Em nosso país, todos que, embora em graus diferentes, sofrem a iniquidade da ordem burguesa-latifundiária serviçal do imperialismo, têm interesse em liquidá-la. Principalmente o proletariado e os camponeses pobres, que experimentam todo o furor da exploração e opressão da burguesia e do latifúndio têm promovido desordens, como greves e tomadas de terra, num processo permanente de aprendizado para a realização de maiores desordens.

Também os servidores públicos, os professores, os profissionais de saúde, os aposentados, os pequenos e médios proprietários de terra, os pequenos e médios comerciantes, industriais e prestadores de serviços, todos eles submetidos à exploração sob as formas de baixos salários, impostos escorchantes e perdas de direitos, têm interesse na liquidação da ordem e, portanto, promovem desordens localizadas com tal finalidade. Porém, ainda no plano econômico sem, contudo, resolver a questão do poder.

Há ainda os miseráveis, os desvalidos, os moradores de rua, os que foram expropriados da própria perspectiva e a noção mesma do que é viver, verdadeiros subprodutos, resíduos ou refugos dessa velha ordem.  Todas estes, quase duzentos milhões de seres explorados e oprimidos, sufocados e fustigados em seu cotidiano pela miséria, pela repressão policial e futuro incerto, só de se mobilizarem enchem de pavor os donos dessa velha e apodrecida ordem e seus defensores de plantão.

A juventude, entretanto, que neste instante empreende uma desordem generalizada em grande parte das capitais e cidades do país, por ser submetida por essa velha e caduca ordem a uma total falta de perspectiva quanto ao seu futuro, de repente se transforma em tropa de choque de um processo que, sem dúvida alguma, trará para as ruas todos os demais setores interessados em destruí-la por completo.

Por uma nova grande ordem

É bastante animador ver a mais nova geração de nossa bela juventude ocupar as ruas e praças do país, exercitando seus primeiros passos no emprego de diferentes formas de luta, inclusive a da violência revolucionária. Juventude da geração que tem provado o amargo e intragável oportunismo mais nefando das práticas políticas das últimas décadas e a geração mais nova que tem assistido com ceticismo o discurso bolorento e as práticas mais asquerosas da politicagem, da farsa eleitoral, do simulacro de Estado democrático de direito, explodiram em rebelião.

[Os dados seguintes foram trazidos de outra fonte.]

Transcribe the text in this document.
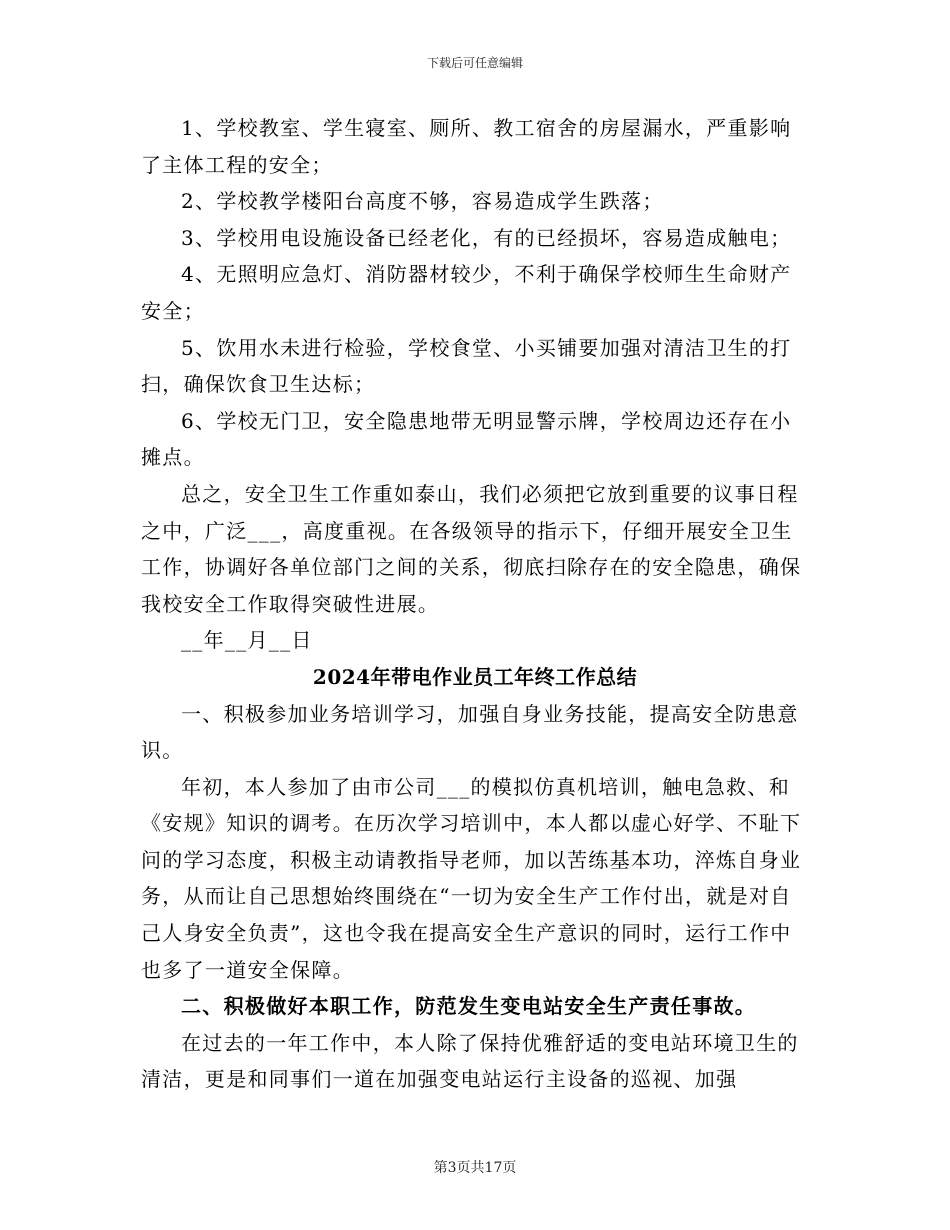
下载后可任意编辑

1、学校教室、学生寝室、厕所、教工宿舍的房屋漏水，严重影响了主体工程的安全；

2、学校教学楼阳台高度不够，容易造成学生跌落；

3、学校用电设施设备已经老化，有的已经损坏，容易造成触电；

4、无照明应急灯、消防器材较少，不利于确保学校师生生命财产安全；

5、饮用水未进行检验，学校食堂、小买铺要加强对清洁卫生的打扫，确保饮食卫生达标；

6、学校无门卫，安全隐患地带无明显警示牌，学校周边还存在小摊点。

总之，安全卫生工作重如泰山，我们必须把它放到重要的议事日程之中，广泛___，高度重视。在各级领导的指示下，仔细开展安全卫生工作，协调好各单位部门之间的关系，彻底扫除存在的安全隐患，确保我校安全工作取得突破性进展。

__年__月__日

2024年带电作业员工年终工作总结

一、积极参加业务培训学习，加强自身业务技能，提高安全防患意识。

年初，本人参加了由市公司___的模拟仿真机培训，触电急救、和《安规》知识的调考。在历次学习培训中，本人都以虚心好学、不耻下问的学习态度，积极主动请教指导老师，加以苦练基本功，淬炼自身业务，从而让自己思想始终围绕在“一切为安全生产工作付出，就是对自己人身安全负责”，这也令我在提高安全生产意识的同时，运行工作中也多了一道安全保障。

二、积极做好本职工作，防范发生变电站安全生产责任事故。

在过去的一年工作中，本人除了保持优雅舒适的变电站环境卫生的清洁，更是和同事们一道在加强变电站运行主设备的巡视、加强

第3页共17页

Diante das balas de borracha e de chumbo, dos gazes de pimenta e lacrimogêneo, cavalarias e cães, cassetadas e patadas da polícia na repressão de seus protestos, irá inevitavelmente, pouco a pouco, e por saltos, compreendendo a necessidade não apenas de encetar grandes mobilizações, mas passar à formas de organização assentadas em princípios classistas e programas que deem corpo ao seu movimento e a politização necessária para definir seus objetivos em termos da solução da questão do poder. Afinal de contas, como vimos acima, a velha ordem terá que ser derrubada para ceder lugar a uma nova ordem que expresse o poder popular e uma nova e verdadeira democracia.

O desabrochar da desordem espontânea das massas necessita de evoluir para formas organizadas de desordem, além de construir no desenvolvimento da luta uma direção que norteie no caminho da revolução.

Não existe outro caminho para atender aos anseios das amplas massas oprimidas e exploradas de nosso país que não seja o da revolução democrática, anti-imperialista e ininterrupta ao socialismo. Esta revolução será, sem dúvida alguma, a grande desordem que levará ao surgimento de uma nova grande ordem em nosso país, o Brasil Novo.